Nat Rev Nephrol. 2011 Oct 18;7(12):684-96. doi: 10.1038/nrneph.2011.149.
Renal fibrosis, particularly tubulointerstitial fibrosis, is the common final outcome of almost all progressive chronic kidney diseases. Renal fibrosis is also a reliable predictor of prognosis and a major determinant of renal insufficiency. Irrespective of the initial causes, renal fibrogenesis is a dynamic and converging process that consists of four overlapping phases: priming, activation, execution and progression. Nonresolving inflammation after a sustained injury sets up the fibrogenic stage (priming) and triggers the activation and expansion of matrix-producing cells from multiple sources through diverse mechanisms, including activation of interstitial fibroblasts and pericytes, phenotypic conversion of tubular epithelial and endothelial cells and recruitment of circulating fibrocytes.

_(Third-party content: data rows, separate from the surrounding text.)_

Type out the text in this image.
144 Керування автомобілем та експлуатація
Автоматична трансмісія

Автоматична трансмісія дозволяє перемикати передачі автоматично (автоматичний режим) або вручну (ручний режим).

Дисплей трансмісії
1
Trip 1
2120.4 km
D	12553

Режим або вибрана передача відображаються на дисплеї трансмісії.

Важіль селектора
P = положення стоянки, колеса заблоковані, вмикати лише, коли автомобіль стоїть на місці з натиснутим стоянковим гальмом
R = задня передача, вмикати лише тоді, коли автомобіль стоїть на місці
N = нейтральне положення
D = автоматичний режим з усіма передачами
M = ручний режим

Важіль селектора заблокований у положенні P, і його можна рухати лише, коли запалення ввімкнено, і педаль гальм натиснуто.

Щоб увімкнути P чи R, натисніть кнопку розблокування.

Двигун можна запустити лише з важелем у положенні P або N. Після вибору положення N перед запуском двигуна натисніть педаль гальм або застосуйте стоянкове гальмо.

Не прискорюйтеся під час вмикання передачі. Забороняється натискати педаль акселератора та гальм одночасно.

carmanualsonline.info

Upon activation, matrix-producing cells assemble a multicomponent, integrin-associated protein complex that integrates input from various fibrogenic signals and orchestrates the production of matrix components and their extracellular assembly. Multiple cellular and molecular events, such as tubular atrophy, microvascular rarefaction and tissue hypoxia, promote scar formation and ensure a vicious progression to end-stage kidney failure. This Review outlines our current understanding of the cellular and molecular mechanisms of renal fibrosis, which could offer novel insights into the development of new therapeutic strategies.

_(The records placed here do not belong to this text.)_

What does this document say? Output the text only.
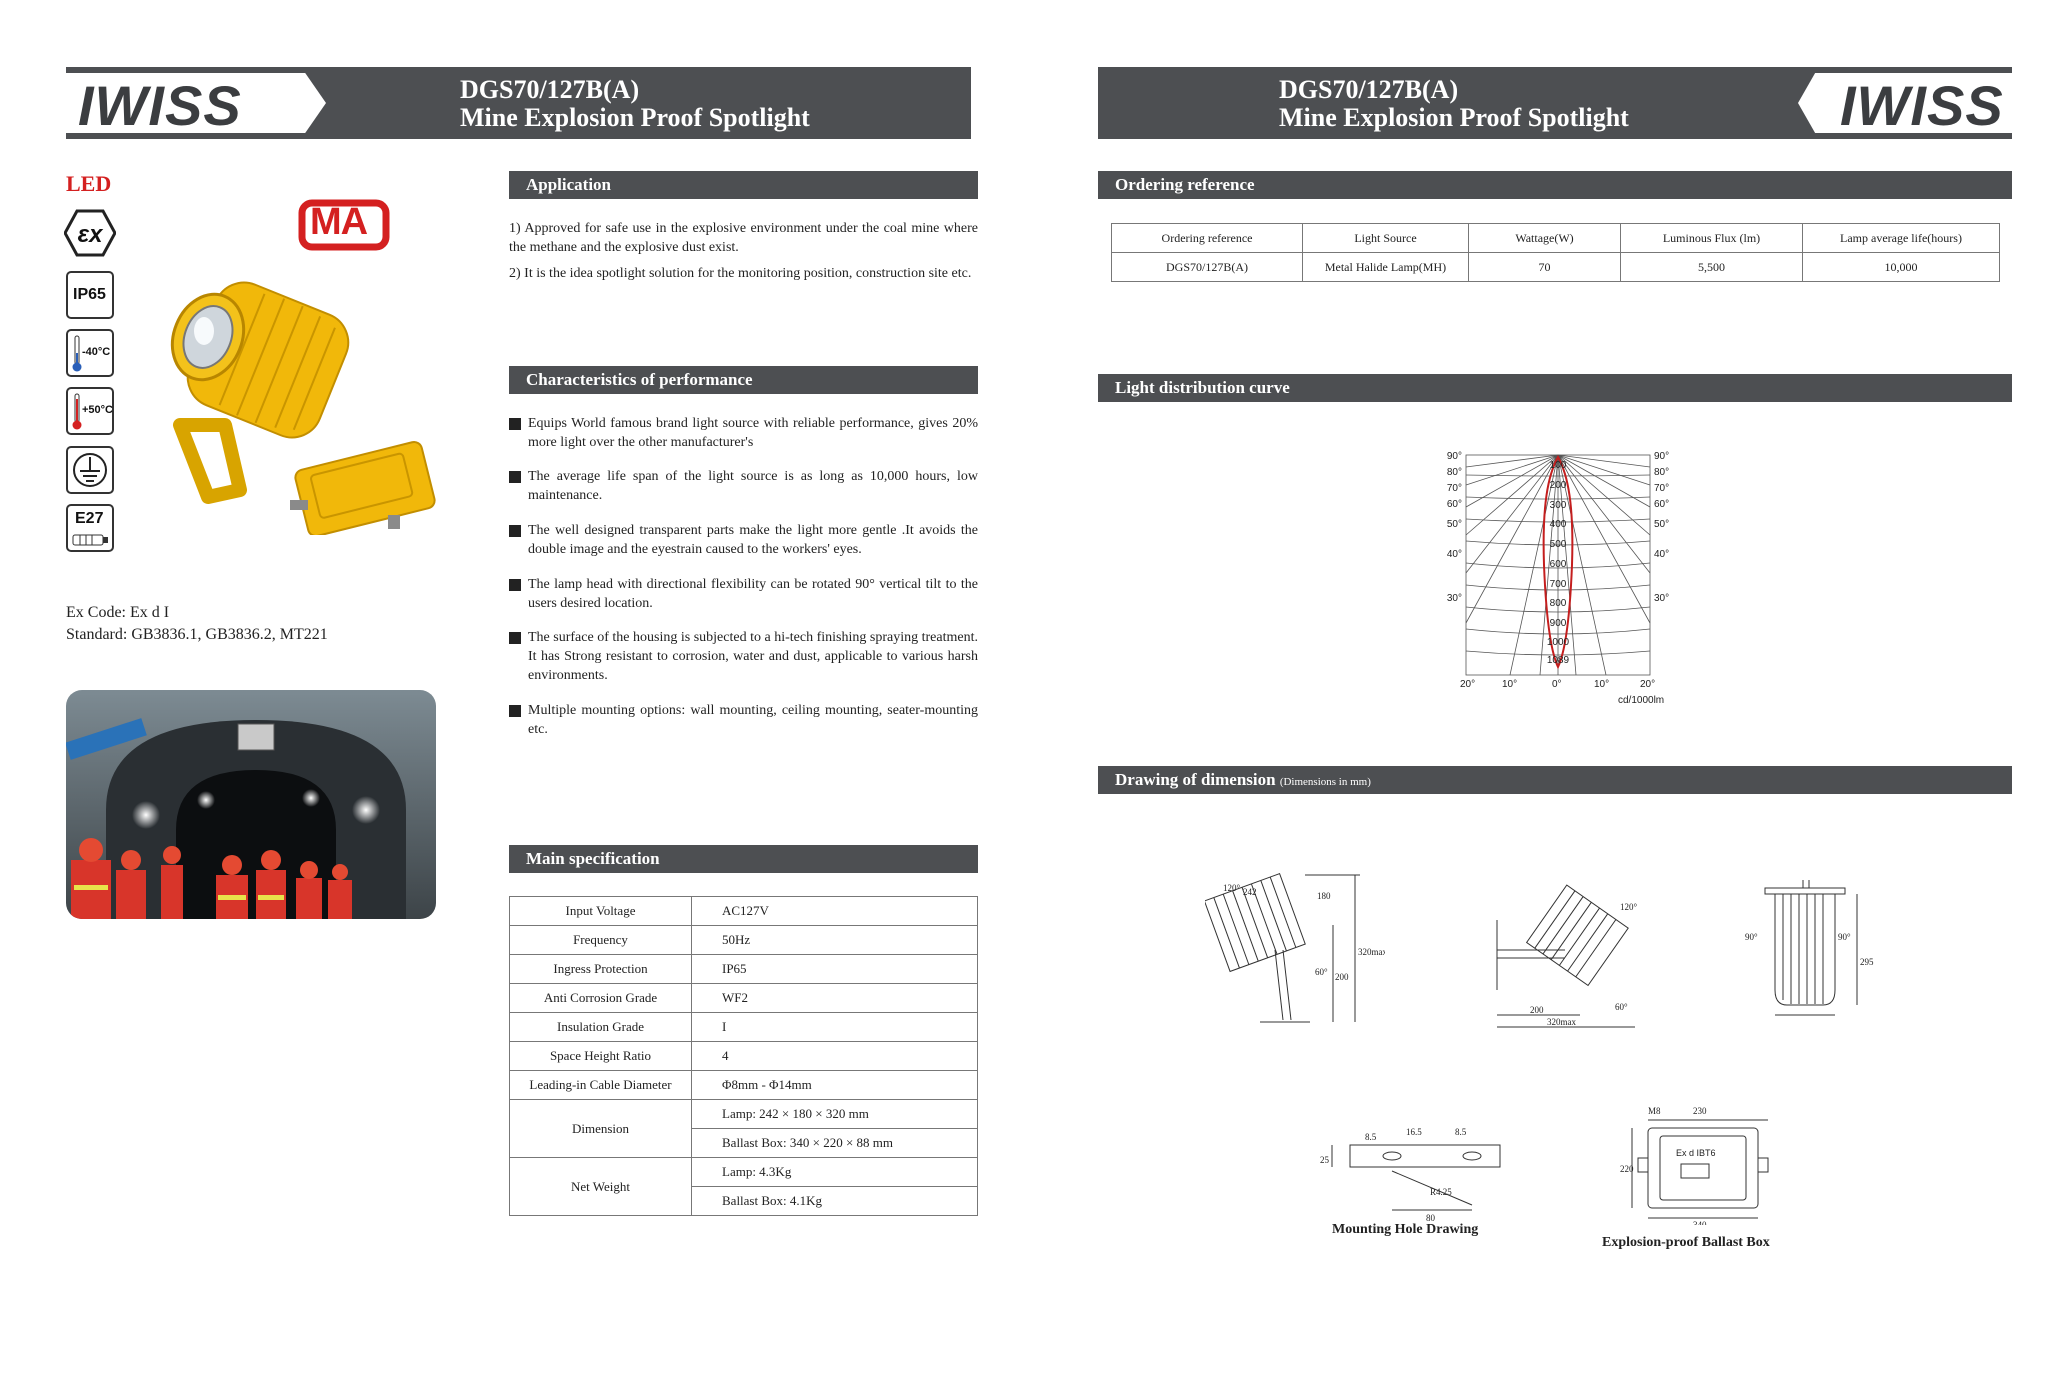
IWISS	DGS70/127B(A)
Mine Explosion Proof Spotlight
LED
εx
IP65
-40°C
+50°C
E27
MA
Ex Code: Ex d I
Standard: GB3836.1, GB3836.2, MT221
Application
1) Approved for safe use in the explosive environment under the coal mine where the methane and the explosive dust exist.
2) It is the idea spotlight solution for the monitoring position, construction site etc.
Characteristics of performance
Equips World famous brand light source with reliable performance, gives 20% more light over the other manufacturer's
The average life span of the light source is as long as 10,000 hours, low maintenance.
The well designed transparent parts make the light more gentle .It avoids the double image and the eyestrain caused to the workers' eyes.
The lamp head with directional flexibility can be rotated 90° vertical tilt to the users desired location.
The surface of the housing is subjected to a hi-tech finishing spraying treatment. It has Strong resistant to corrosion, water and dust, applicable to various harsh environments.
Multiple mounting options: wall mounting, ceiling mounting, seater-mounting etc.
Main specification
Input Voltage	AC127V
Frequency	50Hz
Ingress Protection	IP65
Anti Corrosion Grade	WF2
Insulation Grade	I
Space Height Ratio	4
Leading-in Cable Diameter	Φ8mm - Φ14mm
Dimension	Lamp: 242 × 180 × 320 mm
	Ballast Box: 340 × 220 × 88 mm
Net Weight	Lamp: 4.3Kg
	Ballast Box: 4.1Kg
DGS70/127B(A)
Mine Explosion Proof Spotlight	IWISS
Ordering reference
Ordering reference	Light Source	Wattage(W)	Luminous Flux (lm)	Lamp average life(hours)
DGS70/127B(A)	Metal Halide Lamp(MH)	70	5,500	10,000
Light distribution curve
100
200
300
400
500
600
700
800
900
1000
1089
90°
80°
70°
60°
50°
40°
30°
90°
80°
70°
60°
50°
40°
30°
20°	10°	0°	10°	20°
cd/1000lm
Drawing of dimension (Dimensions in mm)
120° 242	180
320max
200
60°
120°
200
320max
60°
90°	90°
295
25
8.5	16.5	8.5
R4.25
80
Mounting Hole Drawing
M8	230
220
Ex d IBT6
340
Explosion-proof Ballast Box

肾纤维化,特别是肾小管间质纤维化,是几乎所有进行性慢性肾脏病的共同终末结局。肾纤维化也是预后的可靠预测指标,也是肾功能不全的主要决定因素。无论最初的原因是什么,肾纤维化是一个动态和收敛的过程,由四个重叠的阶段组成:启动、激活、执行和进展。持续损伤后的非解决炎症引发纤维化阶段(启动),并通过多种机制触发基质产生细胞的激活和扩张,这些机制包括间质成纤维细胞和周细胞的激活、管状上皮和内皮细胞的表型转化以及循环纤维细胞的募集。激活后,基质产生细胞组装一个多成分、整合素相关蛋白复合物,整合来自各种纤维化信号的输入,并协调基质成分的产生及其细胞外组装。多种细胞和分子事件,如肾小管萎缩、微血管稀疏和组织缺氧,促进瘢痕形成,并确保向终末期肾衰竭的恶性进展。这篇综述概述了我们对肾纤维化的细胞和分子机制的理解,这可能为新的治疗策略的发展提供新的见解。